O’Reilly Associates has developed some extremely useful tools for analyzing the current state of the technology book market using nothing but open source technologies. This morning at O’Reilly’s FOO Camp 2004, Tim spent some time going over exactly what they’ve done and how they went about it.
Their internally developed tools begin with a data warehouse based on MySQL. They’ve designed the data warehouse with a traditional star-schema to allow reporting and analysis of data across many dimensions or categories.
One of the really innovative aspects to what they’ve done is how they’ve augmented the traditional weekly sales data provided by Neilson Bookscan with other data feeds from book sales sites on the Internet.
This ability to creatively find and harvest data from other places to augment traditional book sales data allows them to find relationships between book sales and other events or trends that aren’t visible without having all the data in front of you and the right tools to analyze and display it.
This tool is very similar to the data visualization provided by Smart Money magazine for their Map of the Market. This tool allows users of the Smart Money website to analyze stocks in different segments of the market and to understand which market segments are performing better or worse than others. It also allows people to quickly find individual stocks that are performing well above or below average.

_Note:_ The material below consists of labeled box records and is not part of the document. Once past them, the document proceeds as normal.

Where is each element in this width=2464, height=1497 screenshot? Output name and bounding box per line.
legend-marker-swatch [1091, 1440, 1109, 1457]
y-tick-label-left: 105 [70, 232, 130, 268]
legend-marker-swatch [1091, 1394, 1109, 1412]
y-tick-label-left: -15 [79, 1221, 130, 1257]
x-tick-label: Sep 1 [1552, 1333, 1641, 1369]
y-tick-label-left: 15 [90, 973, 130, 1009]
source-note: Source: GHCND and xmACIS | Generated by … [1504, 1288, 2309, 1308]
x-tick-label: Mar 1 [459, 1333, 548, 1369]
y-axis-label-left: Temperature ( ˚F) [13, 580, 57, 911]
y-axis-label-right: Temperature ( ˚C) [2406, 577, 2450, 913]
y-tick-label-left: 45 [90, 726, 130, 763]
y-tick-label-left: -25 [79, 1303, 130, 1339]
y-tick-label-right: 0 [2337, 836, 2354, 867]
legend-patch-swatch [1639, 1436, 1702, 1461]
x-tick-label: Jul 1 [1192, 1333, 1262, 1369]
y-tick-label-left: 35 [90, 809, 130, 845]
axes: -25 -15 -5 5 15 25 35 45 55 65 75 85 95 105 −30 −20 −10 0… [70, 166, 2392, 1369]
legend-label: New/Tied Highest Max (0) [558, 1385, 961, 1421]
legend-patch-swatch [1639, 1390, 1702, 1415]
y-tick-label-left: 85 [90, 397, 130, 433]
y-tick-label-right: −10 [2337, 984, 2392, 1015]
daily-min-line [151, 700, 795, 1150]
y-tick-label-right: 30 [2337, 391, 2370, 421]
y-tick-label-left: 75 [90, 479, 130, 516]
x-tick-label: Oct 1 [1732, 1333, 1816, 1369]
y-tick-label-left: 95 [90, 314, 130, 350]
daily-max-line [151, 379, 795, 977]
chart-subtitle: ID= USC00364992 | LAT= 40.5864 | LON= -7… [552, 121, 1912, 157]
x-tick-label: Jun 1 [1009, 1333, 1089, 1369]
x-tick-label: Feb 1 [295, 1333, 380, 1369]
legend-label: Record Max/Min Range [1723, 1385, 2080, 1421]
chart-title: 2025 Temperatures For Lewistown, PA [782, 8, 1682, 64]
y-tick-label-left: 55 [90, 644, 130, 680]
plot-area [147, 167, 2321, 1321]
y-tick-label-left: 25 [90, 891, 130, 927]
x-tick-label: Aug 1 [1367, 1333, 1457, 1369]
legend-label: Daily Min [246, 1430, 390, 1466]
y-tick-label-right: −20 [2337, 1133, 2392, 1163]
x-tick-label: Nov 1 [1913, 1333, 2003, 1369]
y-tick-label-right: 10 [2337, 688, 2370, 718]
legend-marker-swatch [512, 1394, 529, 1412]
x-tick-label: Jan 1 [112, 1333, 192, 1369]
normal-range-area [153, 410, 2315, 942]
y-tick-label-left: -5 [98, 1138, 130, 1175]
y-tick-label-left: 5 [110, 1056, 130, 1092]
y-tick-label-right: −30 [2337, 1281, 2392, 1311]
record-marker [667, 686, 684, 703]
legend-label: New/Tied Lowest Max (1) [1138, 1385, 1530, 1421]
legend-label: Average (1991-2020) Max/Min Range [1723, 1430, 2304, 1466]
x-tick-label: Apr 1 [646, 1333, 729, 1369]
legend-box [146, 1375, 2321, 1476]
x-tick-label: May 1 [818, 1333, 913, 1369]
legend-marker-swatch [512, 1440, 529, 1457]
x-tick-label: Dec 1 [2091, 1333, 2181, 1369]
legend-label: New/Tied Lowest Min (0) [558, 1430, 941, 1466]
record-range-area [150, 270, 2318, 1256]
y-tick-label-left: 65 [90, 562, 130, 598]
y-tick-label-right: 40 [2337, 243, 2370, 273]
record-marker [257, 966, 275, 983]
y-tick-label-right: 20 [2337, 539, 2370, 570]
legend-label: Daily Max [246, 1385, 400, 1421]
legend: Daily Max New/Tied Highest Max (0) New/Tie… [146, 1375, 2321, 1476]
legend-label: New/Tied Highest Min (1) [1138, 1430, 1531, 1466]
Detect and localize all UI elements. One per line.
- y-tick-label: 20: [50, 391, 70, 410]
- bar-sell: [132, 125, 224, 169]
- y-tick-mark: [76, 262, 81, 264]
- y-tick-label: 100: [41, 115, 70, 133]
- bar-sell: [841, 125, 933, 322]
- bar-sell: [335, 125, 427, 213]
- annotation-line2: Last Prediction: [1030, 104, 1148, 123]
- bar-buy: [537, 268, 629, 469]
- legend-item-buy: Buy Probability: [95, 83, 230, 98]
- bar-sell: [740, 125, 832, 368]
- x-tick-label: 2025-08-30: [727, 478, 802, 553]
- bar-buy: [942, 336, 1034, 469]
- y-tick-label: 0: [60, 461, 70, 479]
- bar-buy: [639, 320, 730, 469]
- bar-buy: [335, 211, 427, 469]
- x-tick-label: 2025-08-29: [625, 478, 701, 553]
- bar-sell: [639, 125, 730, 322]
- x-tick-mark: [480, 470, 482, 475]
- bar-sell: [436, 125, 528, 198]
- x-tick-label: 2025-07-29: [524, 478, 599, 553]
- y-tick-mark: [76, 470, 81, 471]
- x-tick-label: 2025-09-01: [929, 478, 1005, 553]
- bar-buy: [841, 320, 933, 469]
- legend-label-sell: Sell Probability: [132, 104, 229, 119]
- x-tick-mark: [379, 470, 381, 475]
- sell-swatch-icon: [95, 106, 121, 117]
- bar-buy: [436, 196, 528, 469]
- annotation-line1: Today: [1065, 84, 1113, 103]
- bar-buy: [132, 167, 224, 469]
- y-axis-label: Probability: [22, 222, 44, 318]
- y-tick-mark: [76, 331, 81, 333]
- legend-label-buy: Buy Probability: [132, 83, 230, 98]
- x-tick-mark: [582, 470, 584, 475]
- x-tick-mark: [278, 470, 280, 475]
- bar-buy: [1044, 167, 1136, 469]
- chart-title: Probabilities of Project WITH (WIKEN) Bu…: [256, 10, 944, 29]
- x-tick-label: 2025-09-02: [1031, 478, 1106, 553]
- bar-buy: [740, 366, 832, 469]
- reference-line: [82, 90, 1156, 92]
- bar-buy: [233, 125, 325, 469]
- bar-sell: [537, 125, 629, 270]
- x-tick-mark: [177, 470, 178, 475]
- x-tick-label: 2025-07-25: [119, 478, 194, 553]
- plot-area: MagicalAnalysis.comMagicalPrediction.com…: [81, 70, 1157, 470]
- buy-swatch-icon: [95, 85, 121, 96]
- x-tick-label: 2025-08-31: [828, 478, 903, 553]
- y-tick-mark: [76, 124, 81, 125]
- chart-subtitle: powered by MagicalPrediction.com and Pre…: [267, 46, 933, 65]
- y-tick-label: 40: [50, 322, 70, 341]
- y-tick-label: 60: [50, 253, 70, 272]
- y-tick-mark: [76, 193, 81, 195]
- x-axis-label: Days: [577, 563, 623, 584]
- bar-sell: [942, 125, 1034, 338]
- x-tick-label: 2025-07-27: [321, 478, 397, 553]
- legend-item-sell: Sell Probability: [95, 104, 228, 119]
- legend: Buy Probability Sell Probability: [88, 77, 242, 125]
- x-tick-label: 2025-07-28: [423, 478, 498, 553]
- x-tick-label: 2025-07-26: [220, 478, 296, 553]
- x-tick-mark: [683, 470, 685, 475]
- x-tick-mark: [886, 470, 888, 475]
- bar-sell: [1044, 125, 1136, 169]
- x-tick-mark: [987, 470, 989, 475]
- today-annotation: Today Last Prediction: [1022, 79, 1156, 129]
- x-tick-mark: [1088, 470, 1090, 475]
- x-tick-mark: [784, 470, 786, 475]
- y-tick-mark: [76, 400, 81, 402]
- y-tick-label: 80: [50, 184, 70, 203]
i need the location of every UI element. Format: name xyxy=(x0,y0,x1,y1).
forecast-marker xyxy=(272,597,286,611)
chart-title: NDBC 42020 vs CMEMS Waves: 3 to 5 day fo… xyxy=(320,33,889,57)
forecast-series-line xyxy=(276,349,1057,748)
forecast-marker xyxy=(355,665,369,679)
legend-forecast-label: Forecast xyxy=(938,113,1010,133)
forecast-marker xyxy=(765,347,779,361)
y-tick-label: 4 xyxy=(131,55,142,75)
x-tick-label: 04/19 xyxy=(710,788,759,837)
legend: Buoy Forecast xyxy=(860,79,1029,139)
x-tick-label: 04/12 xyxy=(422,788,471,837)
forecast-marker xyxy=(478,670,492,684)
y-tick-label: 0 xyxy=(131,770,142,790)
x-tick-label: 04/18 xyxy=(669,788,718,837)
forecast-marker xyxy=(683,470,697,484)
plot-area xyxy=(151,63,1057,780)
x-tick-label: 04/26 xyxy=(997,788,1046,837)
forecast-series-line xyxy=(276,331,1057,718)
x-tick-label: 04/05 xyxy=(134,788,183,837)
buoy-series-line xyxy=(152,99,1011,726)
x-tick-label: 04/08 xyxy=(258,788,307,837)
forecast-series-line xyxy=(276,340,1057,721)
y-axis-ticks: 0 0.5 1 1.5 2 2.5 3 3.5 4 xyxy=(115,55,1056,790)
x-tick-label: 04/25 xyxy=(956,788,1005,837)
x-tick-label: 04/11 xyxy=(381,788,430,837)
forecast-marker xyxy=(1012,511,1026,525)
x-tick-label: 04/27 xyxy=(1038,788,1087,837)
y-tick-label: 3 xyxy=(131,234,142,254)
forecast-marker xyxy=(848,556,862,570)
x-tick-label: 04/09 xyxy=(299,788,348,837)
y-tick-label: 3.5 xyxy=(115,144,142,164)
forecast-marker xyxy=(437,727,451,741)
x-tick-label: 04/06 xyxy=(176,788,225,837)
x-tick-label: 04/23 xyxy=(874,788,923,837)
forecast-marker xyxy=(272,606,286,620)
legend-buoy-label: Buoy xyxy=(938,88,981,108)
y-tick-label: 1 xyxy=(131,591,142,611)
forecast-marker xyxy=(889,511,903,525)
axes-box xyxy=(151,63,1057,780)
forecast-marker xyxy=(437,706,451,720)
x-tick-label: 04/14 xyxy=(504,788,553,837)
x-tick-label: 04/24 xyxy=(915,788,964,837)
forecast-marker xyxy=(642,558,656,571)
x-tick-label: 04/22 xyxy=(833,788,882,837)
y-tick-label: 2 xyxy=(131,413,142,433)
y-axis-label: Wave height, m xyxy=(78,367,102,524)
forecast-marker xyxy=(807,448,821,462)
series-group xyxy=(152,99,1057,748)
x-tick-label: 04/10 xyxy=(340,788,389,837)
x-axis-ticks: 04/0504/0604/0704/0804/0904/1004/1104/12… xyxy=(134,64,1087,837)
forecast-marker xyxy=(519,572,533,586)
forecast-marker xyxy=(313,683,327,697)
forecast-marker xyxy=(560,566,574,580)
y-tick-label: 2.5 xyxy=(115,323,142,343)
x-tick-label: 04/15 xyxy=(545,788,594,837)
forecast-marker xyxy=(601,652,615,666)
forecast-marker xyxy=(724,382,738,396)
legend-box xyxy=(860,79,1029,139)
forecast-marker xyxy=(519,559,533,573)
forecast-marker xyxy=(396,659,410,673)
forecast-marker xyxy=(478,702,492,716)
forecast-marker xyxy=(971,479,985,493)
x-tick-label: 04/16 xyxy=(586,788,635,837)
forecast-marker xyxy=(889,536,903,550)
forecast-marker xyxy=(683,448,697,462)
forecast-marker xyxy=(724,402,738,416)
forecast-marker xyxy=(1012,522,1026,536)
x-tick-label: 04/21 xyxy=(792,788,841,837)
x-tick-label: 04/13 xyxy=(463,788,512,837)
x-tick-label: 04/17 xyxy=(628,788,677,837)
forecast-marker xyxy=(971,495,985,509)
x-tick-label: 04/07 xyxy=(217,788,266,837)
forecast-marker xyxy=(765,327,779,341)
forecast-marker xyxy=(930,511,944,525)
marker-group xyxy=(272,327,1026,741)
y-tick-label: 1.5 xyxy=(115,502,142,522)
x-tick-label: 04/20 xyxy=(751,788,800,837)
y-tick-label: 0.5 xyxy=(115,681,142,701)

O’Reilly, based on open source database and visualization tools, has now created a similar functionality to track the technical book market.
So what are some of the big trends in the technical book market? Here are some of the trends that Tim identified:
- About half of all books sold in America are sold through Amazon.com, B&N, Borders and B&N.com.
- .NET, PHP and C# book sales are currently growing while Java is falling off. (Although, Java is still the largest category.)
- Books on Open Source technologies (if you count books on Java and related open source Java technologies as ‘open source’) dominate the combined sales of books on all ‘proprietary’ technologies.
- Sales of books on Red Hat Linux (including Fedora) have dropped off considerably, although the overall sales of Linux books has remained pretty constant. It seems that other distro’s and general Linux tech books are growing fast enough to take up the slack.
The challenge for them now is to understand how to hack the ‘collective intelligence’ of the Internet to understand what data might be lurking out on the Internet to help them understand causes and effects better. For example, would analyzing current job postings on the “help wanted” sites of major newspapers help them understand how the technology book market is reacting?
What data do you think might help understand or forecast what’s happening in the technology book market?
What data can be collected from the Internet to help understand trends in book sales?